This is the time of year that requires wines that are lighter, whether red or white, and that can be served cool or sometimes colder — even with an ice cube or two. In other words, porch wines, which are perfectly suited for summertime sipping, whether you’re on a shaded porch or indoors, with the air conditioning on and glad you’re not on the porch.
Porch wines don’t have the big alcohol or tannins (that puckery feeling in the back of the mouth) that heavier wines do. In this, they’re more refreshing and don’t make you feel even more uncomfortable than the heat already does. Doubt that premise? Then taste one of the ones suggested below, and then taste a cabernet sauvignon with 14.5 percent alcohol. You’ll be amazed at the difference.
• Grocery store pinot noirs that cost about $10, such as Mark West from California or the Chilean Cono Sur Bicicleta, are soft, fruity red wines with lower alcohol, and chilling them a little doesn’t ruin them either.
• Italian producers churn out millions and millions of cases of cheap pinot grigio, most of indifferent quality. But some are more than that, including Bollini ($10). Pepi ($8), from California, also is a fine value.
• Vinho verde means green wine in Portuguese, and these wines have a greenish tint (and a little fizz, too). Most are $8 or less, with low alcohol and sweetish green apple fruit. This year, the Sonalto was one of the best, and you may also see it labeled Santola (made by the same producer, but for a different retailer).
with your wine
Serves four, takes about 20 minutes
Chickpeas, also called garbanzos, are one of those things that much of the world loves (hummus, falafel) but aren’t as popular here. These are light and easy to make, and they’re a nice change from burgers or hot dogs on a hot August evening. Serve on buns or in pitas. A vinho verde would pair quite well.

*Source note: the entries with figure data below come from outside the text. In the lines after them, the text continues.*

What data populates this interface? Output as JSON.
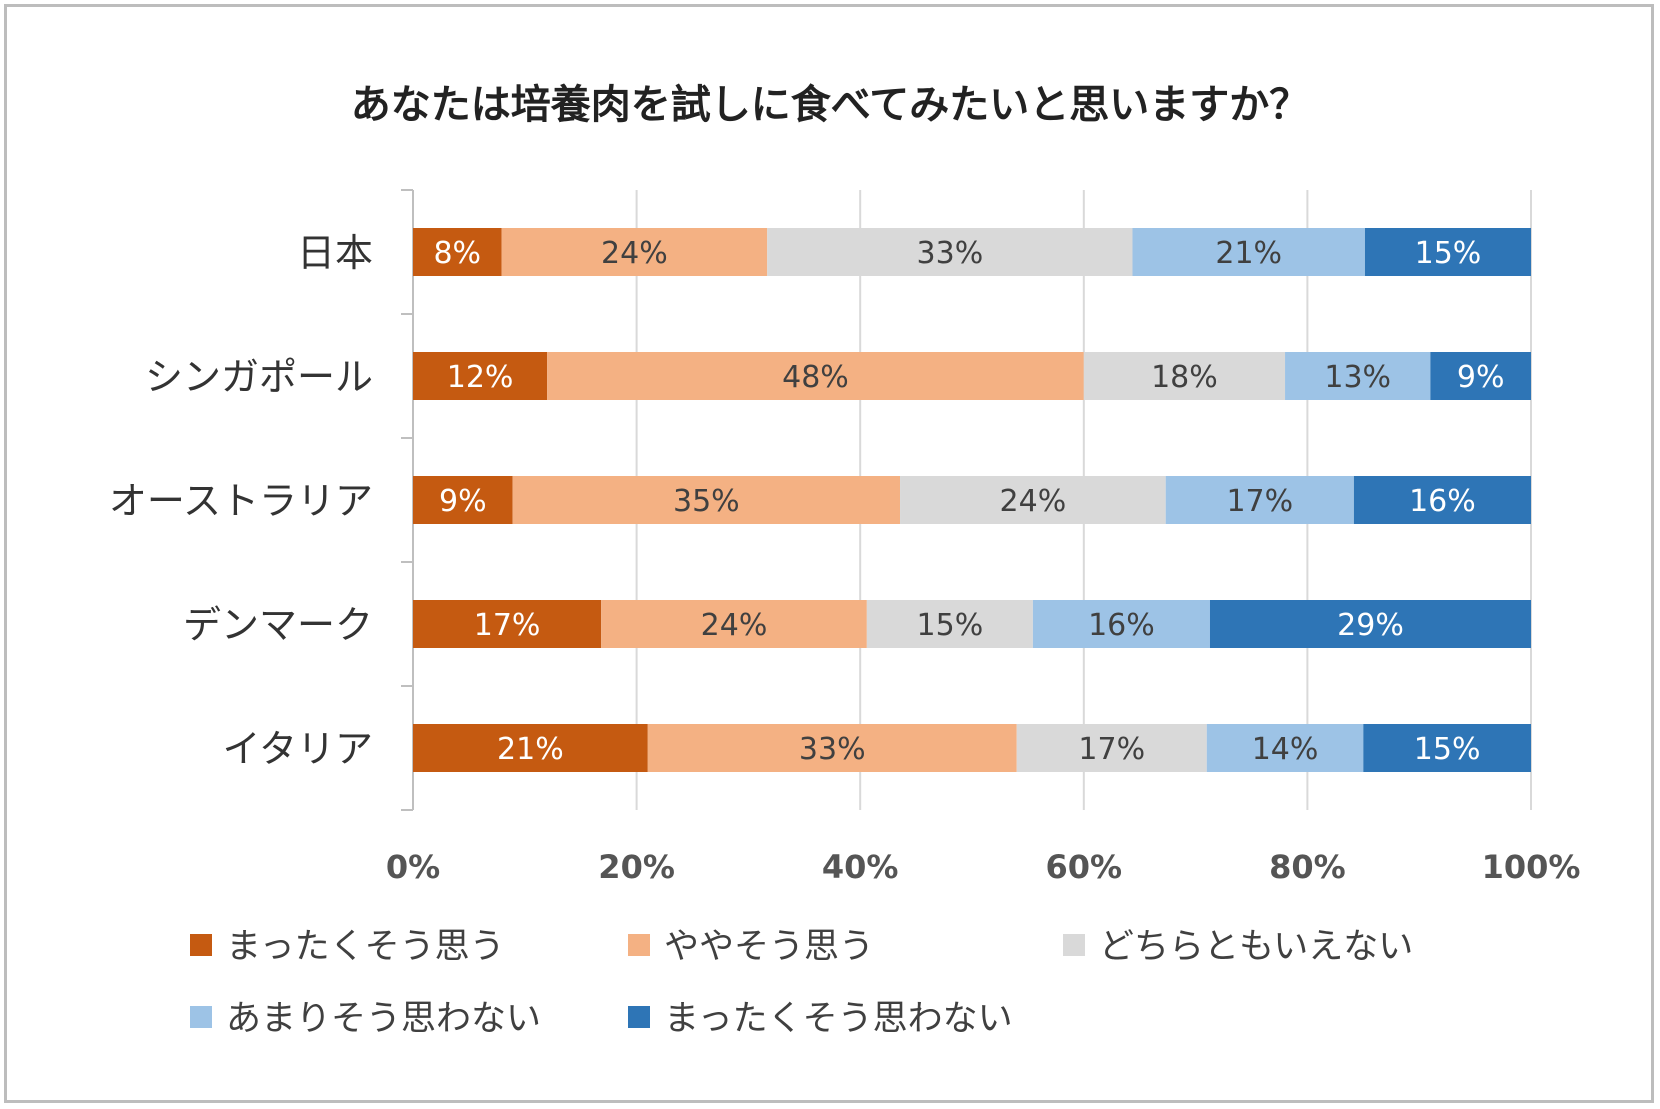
{
  "chart_data": {
    "type": "bar",
    "orientation": "horizontal",
    "stacked": true,
    "title": "あなたは培養肉を試しに食べてみたいと思いますか？",
    "categories": [
      "日本",
      "シンガポール",
      "オーストラリア",
      "デンマーク",
      "イタリア"
    ],
    "series": [
      {
        "name": "まったくそう思う",
        "color": "#c55a11",
        "values": [
          8,
          12,
          9,
          17,
          21
        ]
      },
      {
        "name": "ややそう思う",
        "color": "#f4b183",
        "values": [
          24,
          48,
          35,
          24,
          33
        ]
      },
      {
        "name": "どちらともいえない",
        "color": "#d9d9d9",
        "values": [
          33,
          18,
          24,
          15,
          17
        ]
      },
      {
        "name": "あまりそう思わない",
        "color": "#9dc3e6",
        "values": [
          21,
          13,
          17,
          16,
          14
        ]
      },
      {
        "name": "まったくそう思わない",
        "color": "#2e75b6",
        "values": [
          15,
          9,
          16,
          29,
          15
        ]
      }
    ],
    "xlim": [
      0,
      100
    ],
    "xticks": [
      "0%",
      "20%",
      "40%",
      "60%",
      "80%",
      "100%"
    ],
    "grid": true,
    "legend_position": "bottom"
  }
}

2 cups cooked chickpeas (well drained if canned)
4 green onions, trimmed and sliced
2 tablespoons flour
3-4 tablespoons chopped cilantro
1 clove chopped garlic
1 teaspoon ground cumin
salt and pepper to taste
2 tablespoons olive oil
1. Place chickpeas, green onions, egg, flour, cilantro, garlic, cumin, and salt and pepper in a food processor. Pulse, stopping once or twice to scrape down the sides, until a coarse mixture forms that holds together when pressed. It will be moist, but workable. Form into four patties.
2. In a large nonstick skillet over medium-high heat, warm the olive oil. Add patties and cook until golden and beginning to crisp, 4 to 5 minutes. Carefully flip and cook until golden brown, 2 to 4 minutes more.
Ask the wine guy
What does it mean when a wine is hot?
That the alcohol is not in balance with the fruit, acid and other parts of the wine. Both red and whites can be hot; you’ll notice an unpleasant feeling in the back of your mouth or even in your nose.